Tuesday January 21, 2003 Homily by Fr. Robert Altier Second Week in Ordinary Time
Reading (Hebrews 6:10-20) Gospel (St. Mark 2:23-28)
Saint Paul, as he
continues his argument in his Letter to the Hebrews to demonstrate that Jesus
is indeed the priest promised by God from old that He is the one who is in
the order of Melchizedek tells us that God swore an oath. This is something
which is rather an astounding thought when you really stop to consider it. Why
would God be swearing an oath? Yet that is what He has done. Saint Paul tells
us that it is by two things which are immutable so that we can have absolute
proof and demonstration. One is that it is formed by God Himself, and God is
immutable. Since there was no one greater than God, He had no one greater by
which to swear; and so when He swore an oath, He swore it by Himself. And since
He cannot change neither can what He has promised changed. Then, as Saint Paul
makes clear, an oath puts an end to all argument. If you want to be able to
demonstrate something clearly, all you need to do is make an oath. These days
one would wonder about such a thing, but when it is God Who is swearing an
oath, it is very clear that it is an unchangeable oath, that it is truth. And so,
based on an oath which is unchangeable and based on God Who is unchangeable, we
have a promise.
Saint Paul uses the
promise that was made to Abraham to be able to demonstrate how this works: that
Abraham was made a promise by God and in that promise Abraham, as we all know,
had to wait a very long time for it to be fulfilled. It was fulfilled in a
manner which he would never ever have imagined, and it was fulfilled in a way
which was greater than he could ever have imagined. Now God has promised that
there would be a high priest who would come in the order of Melchizedek. That too
has been fulfilled in a way which is way beyond anything that anybody could
have imagined: that God would send His own Son so that He would be a faithful
high priest, unlike others.

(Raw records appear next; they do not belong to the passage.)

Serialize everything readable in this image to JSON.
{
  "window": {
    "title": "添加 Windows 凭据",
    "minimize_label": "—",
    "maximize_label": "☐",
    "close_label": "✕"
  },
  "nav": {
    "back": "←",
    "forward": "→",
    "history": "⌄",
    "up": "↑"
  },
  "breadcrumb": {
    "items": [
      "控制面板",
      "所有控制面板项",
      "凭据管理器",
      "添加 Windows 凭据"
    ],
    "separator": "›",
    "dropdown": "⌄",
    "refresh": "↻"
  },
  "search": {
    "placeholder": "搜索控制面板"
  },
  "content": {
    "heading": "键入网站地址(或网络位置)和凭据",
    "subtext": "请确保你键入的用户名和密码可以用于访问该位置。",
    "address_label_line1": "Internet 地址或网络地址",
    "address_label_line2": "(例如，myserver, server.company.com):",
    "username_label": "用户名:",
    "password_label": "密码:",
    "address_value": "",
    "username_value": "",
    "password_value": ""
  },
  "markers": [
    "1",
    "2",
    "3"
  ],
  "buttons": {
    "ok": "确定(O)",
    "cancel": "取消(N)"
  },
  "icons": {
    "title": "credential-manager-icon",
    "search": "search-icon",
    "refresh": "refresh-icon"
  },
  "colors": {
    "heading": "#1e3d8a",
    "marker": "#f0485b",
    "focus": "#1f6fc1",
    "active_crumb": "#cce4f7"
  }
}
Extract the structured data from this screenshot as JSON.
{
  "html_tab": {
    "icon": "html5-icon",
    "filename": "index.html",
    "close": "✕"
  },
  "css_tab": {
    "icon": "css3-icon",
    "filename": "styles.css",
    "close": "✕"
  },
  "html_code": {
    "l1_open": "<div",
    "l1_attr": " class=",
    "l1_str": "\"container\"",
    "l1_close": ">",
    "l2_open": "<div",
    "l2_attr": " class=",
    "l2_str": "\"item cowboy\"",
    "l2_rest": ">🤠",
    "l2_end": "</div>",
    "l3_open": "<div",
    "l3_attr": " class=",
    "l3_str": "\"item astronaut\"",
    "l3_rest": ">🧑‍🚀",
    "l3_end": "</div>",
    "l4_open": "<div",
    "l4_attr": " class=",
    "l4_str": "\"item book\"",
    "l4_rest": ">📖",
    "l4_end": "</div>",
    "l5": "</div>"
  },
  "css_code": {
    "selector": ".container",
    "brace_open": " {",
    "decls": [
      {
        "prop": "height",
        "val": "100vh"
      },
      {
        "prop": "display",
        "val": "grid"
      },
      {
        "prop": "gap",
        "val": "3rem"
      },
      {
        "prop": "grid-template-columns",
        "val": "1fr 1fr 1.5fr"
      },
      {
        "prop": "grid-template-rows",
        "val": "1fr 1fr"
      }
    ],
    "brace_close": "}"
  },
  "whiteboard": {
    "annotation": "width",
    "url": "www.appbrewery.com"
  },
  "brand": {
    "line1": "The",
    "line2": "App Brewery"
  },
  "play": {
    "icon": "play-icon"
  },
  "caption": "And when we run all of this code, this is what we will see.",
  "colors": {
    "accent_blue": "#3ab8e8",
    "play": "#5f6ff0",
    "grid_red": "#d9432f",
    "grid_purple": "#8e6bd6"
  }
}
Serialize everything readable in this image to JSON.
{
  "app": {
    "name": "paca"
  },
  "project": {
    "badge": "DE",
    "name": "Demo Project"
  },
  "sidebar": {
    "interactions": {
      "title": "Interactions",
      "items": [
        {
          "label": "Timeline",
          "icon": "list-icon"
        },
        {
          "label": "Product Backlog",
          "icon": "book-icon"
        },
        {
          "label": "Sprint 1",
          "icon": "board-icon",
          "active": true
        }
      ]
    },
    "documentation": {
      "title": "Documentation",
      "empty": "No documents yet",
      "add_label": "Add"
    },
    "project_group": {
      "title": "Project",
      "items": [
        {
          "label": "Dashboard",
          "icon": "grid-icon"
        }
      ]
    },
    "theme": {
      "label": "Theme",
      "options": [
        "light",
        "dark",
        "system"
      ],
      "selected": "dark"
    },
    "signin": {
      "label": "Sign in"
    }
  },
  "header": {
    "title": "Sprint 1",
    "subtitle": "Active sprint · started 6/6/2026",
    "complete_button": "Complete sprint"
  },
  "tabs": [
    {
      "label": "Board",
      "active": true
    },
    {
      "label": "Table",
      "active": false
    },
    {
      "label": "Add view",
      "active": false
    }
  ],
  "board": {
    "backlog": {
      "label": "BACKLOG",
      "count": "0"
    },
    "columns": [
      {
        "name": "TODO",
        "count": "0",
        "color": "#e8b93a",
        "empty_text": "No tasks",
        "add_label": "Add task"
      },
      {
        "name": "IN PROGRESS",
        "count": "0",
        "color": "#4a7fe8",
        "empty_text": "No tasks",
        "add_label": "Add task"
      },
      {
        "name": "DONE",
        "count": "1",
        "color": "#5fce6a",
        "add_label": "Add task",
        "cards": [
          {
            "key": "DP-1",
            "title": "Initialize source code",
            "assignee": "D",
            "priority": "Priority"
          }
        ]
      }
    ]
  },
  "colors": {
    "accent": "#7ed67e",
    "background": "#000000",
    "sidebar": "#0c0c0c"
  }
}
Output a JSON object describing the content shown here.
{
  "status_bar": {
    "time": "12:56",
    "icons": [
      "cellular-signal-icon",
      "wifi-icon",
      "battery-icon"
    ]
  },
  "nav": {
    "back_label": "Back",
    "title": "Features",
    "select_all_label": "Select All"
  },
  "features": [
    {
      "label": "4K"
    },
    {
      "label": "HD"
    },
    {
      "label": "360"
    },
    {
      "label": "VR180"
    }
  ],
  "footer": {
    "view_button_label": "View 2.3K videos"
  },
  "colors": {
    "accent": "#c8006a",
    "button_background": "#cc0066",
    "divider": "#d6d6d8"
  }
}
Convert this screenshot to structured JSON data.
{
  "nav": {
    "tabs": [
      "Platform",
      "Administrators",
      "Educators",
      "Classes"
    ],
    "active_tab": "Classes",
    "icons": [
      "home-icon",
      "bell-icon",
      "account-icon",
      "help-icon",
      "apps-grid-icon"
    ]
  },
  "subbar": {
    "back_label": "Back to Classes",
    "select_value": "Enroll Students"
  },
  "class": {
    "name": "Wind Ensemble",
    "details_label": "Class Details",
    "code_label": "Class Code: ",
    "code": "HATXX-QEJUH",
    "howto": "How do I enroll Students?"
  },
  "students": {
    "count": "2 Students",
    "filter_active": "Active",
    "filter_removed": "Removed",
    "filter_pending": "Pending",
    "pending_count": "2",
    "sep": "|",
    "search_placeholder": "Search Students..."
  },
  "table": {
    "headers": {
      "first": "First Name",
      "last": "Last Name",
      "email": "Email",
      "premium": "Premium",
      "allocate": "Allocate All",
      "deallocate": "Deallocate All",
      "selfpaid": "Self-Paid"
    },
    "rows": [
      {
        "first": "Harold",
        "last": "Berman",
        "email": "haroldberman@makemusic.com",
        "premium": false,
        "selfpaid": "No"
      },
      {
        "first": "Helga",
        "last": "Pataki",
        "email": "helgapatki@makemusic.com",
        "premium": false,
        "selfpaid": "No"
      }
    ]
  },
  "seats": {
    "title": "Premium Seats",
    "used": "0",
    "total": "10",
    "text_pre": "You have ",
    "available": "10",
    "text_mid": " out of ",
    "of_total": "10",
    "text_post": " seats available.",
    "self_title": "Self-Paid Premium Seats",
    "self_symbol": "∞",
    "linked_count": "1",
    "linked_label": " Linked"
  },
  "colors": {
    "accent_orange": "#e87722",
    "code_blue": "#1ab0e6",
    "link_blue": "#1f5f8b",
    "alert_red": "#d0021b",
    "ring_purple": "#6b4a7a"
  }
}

The other high priests, as he said yesterday in the
reading we heard, they have to offer sacrifice first for their own sins and
then for those of the people. While it is true that they can be compassionate with
erring sinners because they themselves are beset by weakness, in this case we
have a high priest Who cannot sin, Who has never sinned, and we do not have to
worry about Him doing something that is self-centered or something that is not
in our best interest or anything that is going to violate what the Lord would
want at all because He is the Lord. The guarantees we have are immense and it
is a guarantee on the Person of God Himself.
So it is, as Saint
Paul tells us, an anchor of the soul, sure and firm, which reaches into the
interior behind the veil, that is, into Heaven itself, because that is the
promise we have now through this high priest: to enter into the sanctuary not
made by human hands but eternal. It is the one in Heaven and that is where we
are called to be. That is where our high priest is; that is where He offers
sacrifice on our behalf. It is this that is also the reason why Jesus can say
something that would otherwise sound absolutely arrogant that is, He is Lord
even of the Sabbath and the Sabbath was made for man because He is God and He
is the high priest. It is the task of the high priest to sanctify the Sabbath,
and that is what He is called to do.
And so we see the
fulfillment of what Our Lord has told us and Saint Paul making it very clear what
this means, that there is a new priest in the order of Melchizedek sworn by God
by an oath. It is unheard of that God would swear an oath, but it is to stand
as a guarantee to us that not only is this true but that God will fulfill it
and that He will fulfill it perfectly. And He has. It is fulfilled in His Son: He
has entered into the Holy of Holies and He stands there making sacrifice and
mediating for us. So it is indeed a sure and firm anchor in our soul that we
have the promise of God and that we have a hope for which we have to wait for
its fulfillment like Abraham did, but we know it is a guarantee for those who
are faithful, that as Jesus, our high priest, has entered into the Holy of
Holies of Heaven, so too this hope of ours has already entered into eternity
and it simply awaits its fulfillment that after death we too will enter into
the Holy of Holies not made by human hands but eternal the Holy of Holies in
Heaven where Jesus stands as our high priest forever.
* This text was
transcribed from the audio recording of a homily by Father Robert Altier with minimal editing.